Trilaminar ZnO/ZnS/Sb2S3 nanotube arrays for efficient inorganic–organic hybrid solar cells

Abstract

Efficient hybrid solid-state solar cells based on novel trilaminar ZnO/ZnS/Sb₂S₃ nanotube arrays (NTs) and poly(3-hexylthiophene) (P3HT) are fabricated by using a buffer layer using ZnS and surface modification using a sensitizer layer (Sb₂S₃). Vertically aligned trilaminar ZnO/ZnS/Sb₂S₃ nanotube arrays (NTs) were directly grown on an indium-doped tin oxide (ITO) substrate via a low-cost hydrothermal chemical conversion method based on ion exchange, which is easy to be manipulated and can form uniform structures without destroying the original morphology.
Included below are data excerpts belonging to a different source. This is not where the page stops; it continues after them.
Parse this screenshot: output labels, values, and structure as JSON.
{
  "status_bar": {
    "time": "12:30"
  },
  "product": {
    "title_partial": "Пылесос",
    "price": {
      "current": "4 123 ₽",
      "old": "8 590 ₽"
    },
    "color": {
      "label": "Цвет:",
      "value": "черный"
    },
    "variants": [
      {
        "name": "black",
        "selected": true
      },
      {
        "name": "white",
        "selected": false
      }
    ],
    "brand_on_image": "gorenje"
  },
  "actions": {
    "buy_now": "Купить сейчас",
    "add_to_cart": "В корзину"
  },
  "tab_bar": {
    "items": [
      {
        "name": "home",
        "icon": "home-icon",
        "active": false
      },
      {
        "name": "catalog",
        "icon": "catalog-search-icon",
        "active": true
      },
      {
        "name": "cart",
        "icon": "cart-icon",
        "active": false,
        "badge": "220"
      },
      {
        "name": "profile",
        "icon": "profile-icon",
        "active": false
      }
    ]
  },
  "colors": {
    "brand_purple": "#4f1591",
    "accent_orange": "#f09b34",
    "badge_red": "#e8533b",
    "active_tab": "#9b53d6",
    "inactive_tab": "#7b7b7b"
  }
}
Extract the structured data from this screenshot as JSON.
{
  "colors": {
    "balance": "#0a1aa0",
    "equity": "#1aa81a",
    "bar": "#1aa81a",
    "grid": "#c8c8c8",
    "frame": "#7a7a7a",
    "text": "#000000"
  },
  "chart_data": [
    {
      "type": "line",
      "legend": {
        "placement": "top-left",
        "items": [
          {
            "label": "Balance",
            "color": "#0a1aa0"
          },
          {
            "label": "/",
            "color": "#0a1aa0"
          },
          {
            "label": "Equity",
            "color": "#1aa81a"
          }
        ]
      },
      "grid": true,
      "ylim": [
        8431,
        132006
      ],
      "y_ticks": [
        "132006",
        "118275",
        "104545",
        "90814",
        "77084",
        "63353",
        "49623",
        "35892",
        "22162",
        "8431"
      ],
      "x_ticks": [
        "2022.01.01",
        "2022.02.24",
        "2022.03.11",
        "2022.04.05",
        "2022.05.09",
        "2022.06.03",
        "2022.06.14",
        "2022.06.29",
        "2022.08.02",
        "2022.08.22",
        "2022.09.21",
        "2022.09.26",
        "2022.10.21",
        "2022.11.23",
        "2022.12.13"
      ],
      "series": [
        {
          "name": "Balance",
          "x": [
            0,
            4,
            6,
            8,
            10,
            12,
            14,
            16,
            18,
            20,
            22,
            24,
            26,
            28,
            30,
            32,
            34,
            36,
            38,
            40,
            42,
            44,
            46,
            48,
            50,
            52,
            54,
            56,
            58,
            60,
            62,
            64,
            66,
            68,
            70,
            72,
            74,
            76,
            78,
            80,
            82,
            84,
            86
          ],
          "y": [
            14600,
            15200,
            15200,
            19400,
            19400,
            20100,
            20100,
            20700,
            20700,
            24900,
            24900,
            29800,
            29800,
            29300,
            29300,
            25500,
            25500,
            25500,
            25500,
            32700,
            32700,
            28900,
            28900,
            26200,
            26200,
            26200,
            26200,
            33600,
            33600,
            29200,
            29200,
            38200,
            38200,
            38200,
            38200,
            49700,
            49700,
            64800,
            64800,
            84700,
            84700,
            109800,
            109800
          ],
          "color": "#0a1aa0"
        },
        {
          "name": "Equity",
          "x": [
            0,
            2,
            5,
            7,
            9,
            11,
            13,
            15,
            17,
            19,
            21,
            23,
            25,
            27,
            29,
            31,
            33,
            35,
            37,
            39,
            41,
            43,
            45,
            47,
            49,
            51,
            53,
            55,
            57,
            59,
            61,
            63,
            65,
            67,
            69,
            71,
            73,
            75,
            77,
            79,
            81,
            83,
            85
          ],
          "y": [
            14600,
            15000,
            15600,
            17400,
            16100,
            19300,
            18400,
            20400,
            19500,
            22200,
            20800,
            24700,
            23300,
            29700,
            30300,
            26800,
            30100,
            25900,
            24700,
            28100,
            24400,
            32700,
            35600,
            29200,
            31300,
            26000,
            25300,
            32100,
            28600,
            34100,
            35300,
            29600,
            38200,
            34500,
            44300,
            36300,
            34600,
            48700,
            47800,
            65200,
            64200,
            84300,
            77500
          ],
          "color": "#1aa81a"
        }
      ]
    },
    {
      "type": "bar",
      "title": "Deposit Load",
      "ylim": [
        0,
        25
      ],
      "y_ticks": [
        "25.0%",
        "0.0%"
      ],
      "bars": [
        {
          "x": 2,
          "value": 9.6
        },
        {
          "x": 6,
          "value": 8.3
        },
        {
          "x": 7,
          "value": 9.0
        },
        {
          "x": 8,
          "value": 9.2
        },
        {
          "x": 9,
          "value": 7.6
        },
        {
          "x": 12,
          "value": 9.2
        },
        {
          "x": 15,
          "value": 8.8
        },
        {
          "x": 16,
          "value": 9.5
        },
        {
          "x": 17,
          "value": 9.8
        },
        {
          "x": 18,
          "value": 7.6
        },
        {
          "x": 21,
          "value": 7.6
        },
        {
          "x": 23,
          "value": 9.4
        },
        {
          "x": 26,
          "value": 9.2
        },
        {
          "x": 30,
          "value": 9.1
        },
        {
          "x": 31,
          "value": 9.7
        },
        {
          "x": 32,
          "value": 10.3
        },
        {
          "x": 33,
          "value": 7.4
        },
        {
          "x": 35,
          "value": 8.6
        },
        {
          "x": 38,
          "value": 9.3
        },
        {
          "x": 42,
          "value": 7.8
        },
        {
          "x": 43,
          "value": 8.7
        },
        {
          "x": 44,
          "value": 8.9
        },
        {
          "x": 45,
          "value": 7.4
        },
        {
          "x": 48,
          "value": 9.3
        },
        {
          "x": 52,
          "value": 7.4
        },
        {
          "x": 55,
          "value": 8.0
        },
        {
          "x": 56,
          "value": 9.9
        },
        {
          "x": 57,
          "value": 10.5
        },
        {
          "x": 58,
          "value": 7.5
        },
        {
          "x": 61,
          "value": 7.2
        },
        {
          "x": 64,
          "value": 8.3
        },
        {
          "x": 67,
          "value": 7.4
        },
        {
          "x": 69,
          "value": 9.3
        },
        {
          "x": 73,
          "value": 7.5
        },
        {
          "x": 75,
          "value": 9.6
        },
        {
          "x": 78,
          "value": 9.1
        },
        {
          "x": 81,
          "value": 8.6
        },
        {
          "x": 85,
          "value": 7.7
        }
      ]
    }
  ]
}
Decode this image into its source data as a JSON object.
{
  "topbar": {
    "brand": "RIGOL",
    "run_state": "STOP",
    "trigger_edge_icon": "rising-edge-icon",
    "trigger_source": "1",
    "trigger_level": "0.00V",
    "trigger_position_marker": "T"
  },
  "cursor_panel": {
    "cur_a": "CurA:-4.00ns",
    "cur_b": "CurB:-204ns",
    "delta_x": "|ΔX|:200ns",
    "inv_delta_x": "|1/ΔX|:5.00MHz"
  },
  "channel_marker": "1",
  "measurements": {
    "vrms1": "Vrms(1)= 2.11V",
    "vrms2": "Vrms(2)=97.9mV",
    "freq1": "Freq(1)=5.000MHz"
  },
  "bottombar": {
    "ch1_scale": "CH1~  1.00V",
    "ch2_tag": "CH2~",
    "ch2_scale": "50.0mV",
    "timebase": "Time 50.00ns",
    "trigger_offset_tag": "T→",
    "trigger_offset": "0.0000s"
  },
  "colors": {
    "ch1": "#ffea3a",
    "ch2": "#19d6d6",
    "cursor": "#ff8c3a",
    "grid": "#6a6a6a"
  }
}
The ZnO/ZnS/Sb₂S₃/P3HT hybrid solar cell exhibited an improved short-circuit current density (J_sc) of 5.57 mA cm⁻², open-circuit voltage (V_oc) of 440 mV, giving rise to a power conversion efficiency of 1.32%. The trilaminar architecture is able to suppress carrier recombination and increase electron collection efficiency via (i) increasing photon absorption through a sensitizer layer (Sb₂S₃), (ii) forming a buffer layer (ZnS) on the surface of ZnO NTs in the chemical conversion process and (iii) a better energy level alignment in the ZnO/ZnS/Sb₂S₃/P3HT.